As one of two women tapped so far for the cabinet, the daughter of Indian immigrants also injects a measure of diversity in a group that until now consisted solely of white men.
Last year, after a white supremacist murdered nine black churchgoers in South Carolina, Haley supported a decision by legislators to remove the Confederate flag from the state house.
The decision drew protests from racist groups and this year, while campaigning for Mr Trump's rival in the primaries Marco Rubio, Ms Haley called Mr Trump out for his failure to repudiate the Ku Klux Klan.
"I will not stop until we fight a man that chooses not to disavow the KKK. That is not a part of our party. That is not who we are," she declared.
Mr Trump, true to form, responded with one of his trademark Twitter insults, declaring: "The people of South Carolina are embarrassed by Nikki Haley!"
Besides Ms Haley, Mr Trump also named Ms Betsy DeVos, a wealthy Republican campaigner for alternatives to public schools, as his education secretary.
She is a Republican megadonor from Michigan who has been active in promoting school choice, a movement that advocates the use of tax credits and vouchers to allow parents to opt out of the public school system.
"Under her leadership we will reform the US education system and break the bureaucracy that is holding our children back so that we can deliver world-class education and school choice to all families," Mr Trump said.
His views on education have been inconsistent, but during the campaign he promised a US$20 billion dollar federal program to allow low income students to attend private or charter schools.
Mr Trump's choice last week of the self-described "economic nationalist" Steve Bannon, head of the right-wing news platform Breitbart, as his chief strategist delighted white supremacists.
But on Tuesday, after video emerged of fans of the so-called alt-right making straight-armed salutes and chanting "Hail Trump," the president-elect disavowed the movement.
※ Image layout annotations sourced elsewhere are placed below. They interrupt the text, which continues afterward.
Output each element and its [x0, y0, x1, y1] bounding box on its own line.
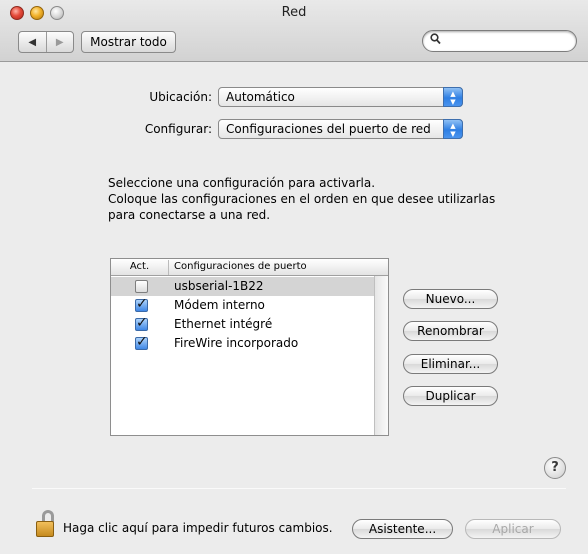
back-button[interactable]: ◀ — [19, 32, 46, 52]
lock-status-text: Haga clic aquí para impedir futuros camb… — [63, 521, 333, 535]
column-header-config[interactable]: Configuraciones de puerto — [174, 259, 307, 274]
location-label: Ubicación: — [149, 90, 212, 104]
search-field[interactable] — [422, 30, 577, 52]
active-checkbox[interactable] — [135, 280, 148, 293]
port-name: Ethernet intégré — [174, 317, 273, 331]
port-name: usbserial-1B22 — [174, 279, 264, 293]
new-button[interactable]: Nuevo... — [403, 289, 498, 309]
active-checkbox[interactable] — [135, 296, 148, 312]
delete-button[interactable]: Eliminar... — [403, 354, 498, 374]
configure-value: Configuraciones del puerto de red — [226, 122, 431, 136]
forward-button[interactable]: ▶ — [45, 32, 74, 52]
instructions-line-1: Seleccione una configuración para activa… — [108, 176, 376, 190]
forward-arrow-icon: ▶ — [55, 36, 64, 48]
port-name: FireWire incorporado — [174, 336, 299, 350]
duplicate-button[interactable]: Duplicar — [403, 386, 498, 406]
rename-button[interactable]: Renombrar — [403, 321, 498, 341]
port-configurations-table[interactable]: Act. Configuraciones de puerto usbserial… — [110, 258, 389, 436]
help-button[interactable]: ? — [544, 457, 566, 479]
configure-label: Configurar: — [144, 122, 212, 136]
window-title: Red — [281, 5, 307, 20]
lock-icon[interactable] — [36, 510, 58, 540]
instructions-line-3: para conectarse a una red. — [108, 208, 271, 222]
magnifier-icon — [430, 33, 441, 48]
configure-popup[interactable]: Configuraciones del puerto de red ▲ ▼ — [218, 119, 463, 139]
location-popup[interactable]: Automático ▲ ▼ — [218, 87, 463, 107]
separator — [32, 488, 566, 489]
column-header-active[interactable]: Act. — [111, 260, 169, 275]
show-all-button[interactable]: Mostrar todo — [81, 31, 176, 53]
toolbar: Red ◀ ▶ Mostrar todo — [0, 0, 588, 62]
popup-arrows-icon: ▲ ▼ — [443, 87, 463, 107]
apply-button[interactable]: Aplicar — [465, 519, 561, 539]
active-checkbox[interactable] — [135, 315, 148, 331]
table-header: Act. Configuraciones de puerto — [111, 259, 388, 276]
table-row[interactable]: FireWire incorporado — [111, 334, 375, 353]
location-value: Automático — [226, 90, 295, 104]
table-scrollbar[interactable] — [374, 276, 388, 435]
popup-arrows-icon: ▲ ▼ — [443, 119, 463, 139]
assistant-button[interactable]: Asistente... — [352, 519, 453, 539]
preferences-window: Red ◀ ▶ Mostrar todo Ubicación: Automáti… — [0, 0, 588, 554]
back-forward-control: ◀ ▶ — [18, 31, 74, 53]
port-name: Módem interno — [174, 298, 265, 312]
search-input[interactable] — [445, 33, 570, 49]
table-row[interactable]: Módem interno — [111, 296, 375, 315]
active-checkbox[interactable] — [135, 334, 148, 350]
table-row[interactable]: usbserial-1B22 — [111, 277, 375, 296]
instructions-line-2: Coloque las configuraciones en el orden … — [108, 192, 496, 206]
back-arrow-icon: ◀ — [28, 36, 37, 48]
table-row[interactable]: Ethernet intégré — [111, 315, 375, 334]
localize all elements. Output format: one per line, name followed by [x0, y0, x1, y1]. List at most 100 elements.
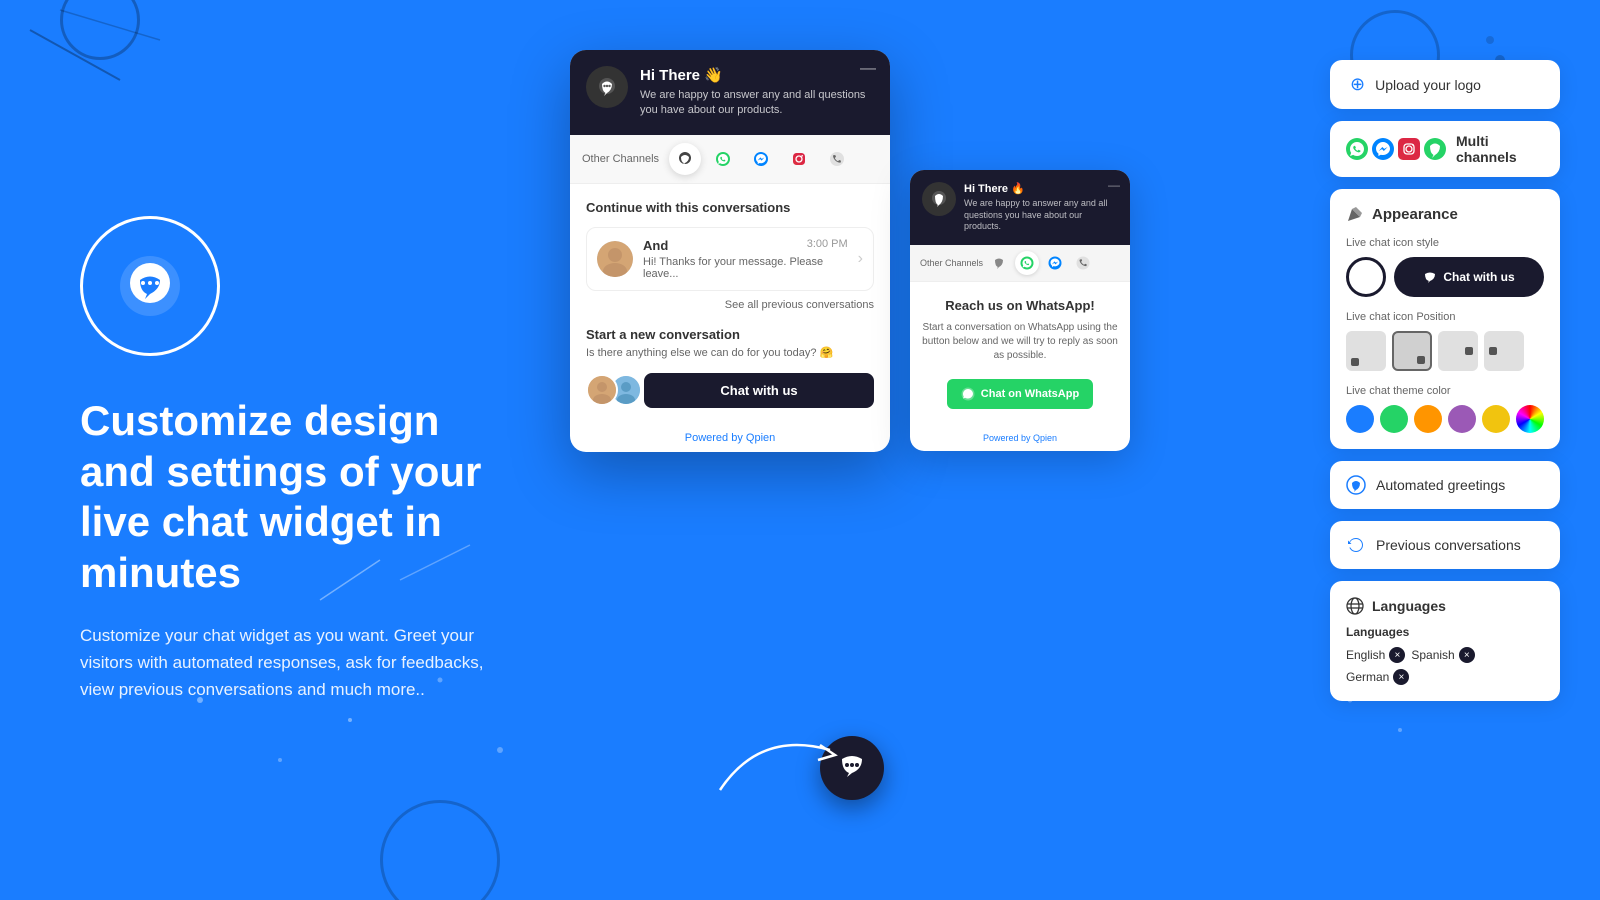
languages-title: Languages [1372, 598, 1446, 614]
multi-channels-card: Multi channels [1330, 121, 1560, 177]
left-panel: Customize design and settings of your li… [0, 0, 560, 900]
icon-style-label: Live chat icon style [1346, 237, 1544, 249]
wa-minimize-icon[interactable]: — [1108, 178, 1120, 192]
wa-channels-bar: Other Channels [910, 245, 1130, 282]
multi-channels-label: Multi channels [1456, 133, 1544, 165]
wa-chat-btn[interactable]: Chat on WhatsApp [947, 379, 1093, 409]
channel-messenger-btn[interactable] [745, 143, 777, 175]
lang-german: German × [1346, 669, 1409, 685]
conversation-message: Hi! Thanks for your message. Please leav… [643, 256, 848, 280]
chat-body: Continue with this conversations And 3:0… [570, 184, 890, 424]
channels-bar: Other Channels [570, 135, 890, 184]
color-green[interactable] [1380, 405, 1408, 433]
right-panel: ⊕ Upload your logo [1330, 60, 1560, 701]
upload-icon: ⊕ [1350, 74, 1365, 95]
position-options [1346, 331, 1544, 371]
messenger-channel-icon [1372, 138, 1394, 160]
conversation-time: 3:00 PM [807, 238, 848, 253]
color-label: Live chat theme color [1346, 385, 1544, 397]
channel-instagram-btn[interactable] [783, 143, 815, 175]
page-headline: Customize design and settings of your li… [80, 396, 500, 598]
lang-german-remove[interactable]: × [1393, 669, 1409, 685]
color-custom[interactable] [1516, 405, 1544, 433]
chat-with-us-button[interactable]: Chat with us [644, 373, 874, 408]
lang-german-label: German [1346, 670, 1389, 684]
upload-logo-label: Upload your logo [1375, 77, 1481, 93]
icon-opt-circle[interactable] [1346, 257, 1386, 297]
logo-circle [80, 216, 220, 356]
chat-header-text: Hi There 👋 We are happy to answer any an… [640, 66, 874, 119]
wa-header-icon [922, 182, 956, 216]
whatsapp-channel-icon [1346, 138, 1368, 160]
color-purple[interactable] [1448, 405, 1476, 433]
languages-icon [1346, 597, 1364, 615]
wa-body: Reach us on WhatsApp! Start a conversati… [910, 282, 1130, 425]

As he works with his advisers in his luxury Mar-a-Lago golf resort outside Palm Beach, all eyes will be on the appointments he makes for a sign of the direction his administration will take.
When Mr Trump's Nov 8 election victory still seemed an unlikely prospect, many Republicans and conservative policy experts condemned his anti-Muslim rhetoric, his affinity for Russia or his isolationist and protectionist positions.
Many of these figures are now moderating their tone and looking for work, whether they are lured by the prospect of a powerful job or are keen to serve US interests as a moderating influence inside a Trump administration.
The former Iraq and Afghan war commander, retired general David Petraeus - who resigned as head of the CIA after he was caught sharing classified data with his mistress - made his pitch on Wednesday.
"If you're asked, you've got to serve, put aside any reservations based on campaign rhetoric, and figure out what's best for the country," he told BBC Radio.
In May, Gen Petraeus described hardline rhetoric like Mr Trump's threat to ban all Muslims from travelling to the United States as "toxic" and "corrosive to our vital national security interests."
This week a Trump aide was photographed carrying notes on a border security plan into Trump Tower. The first three points were legible in the picture, and pointed to stringent vetting for Muslim visa applicants.
The president-elect and his family will stay at Mar-a-Lago through Thursday's Thanksgiving holiday and the weekend. More meetings will be held on Monday with transition officials, his spokesmen said.
Meanwhile, erstwhile Democratic candidate Clinton - who lost to Trump by carrying a minority of the electoral college which decides the election outcome - saw her notional lead in the popular vote tally pass two million votes.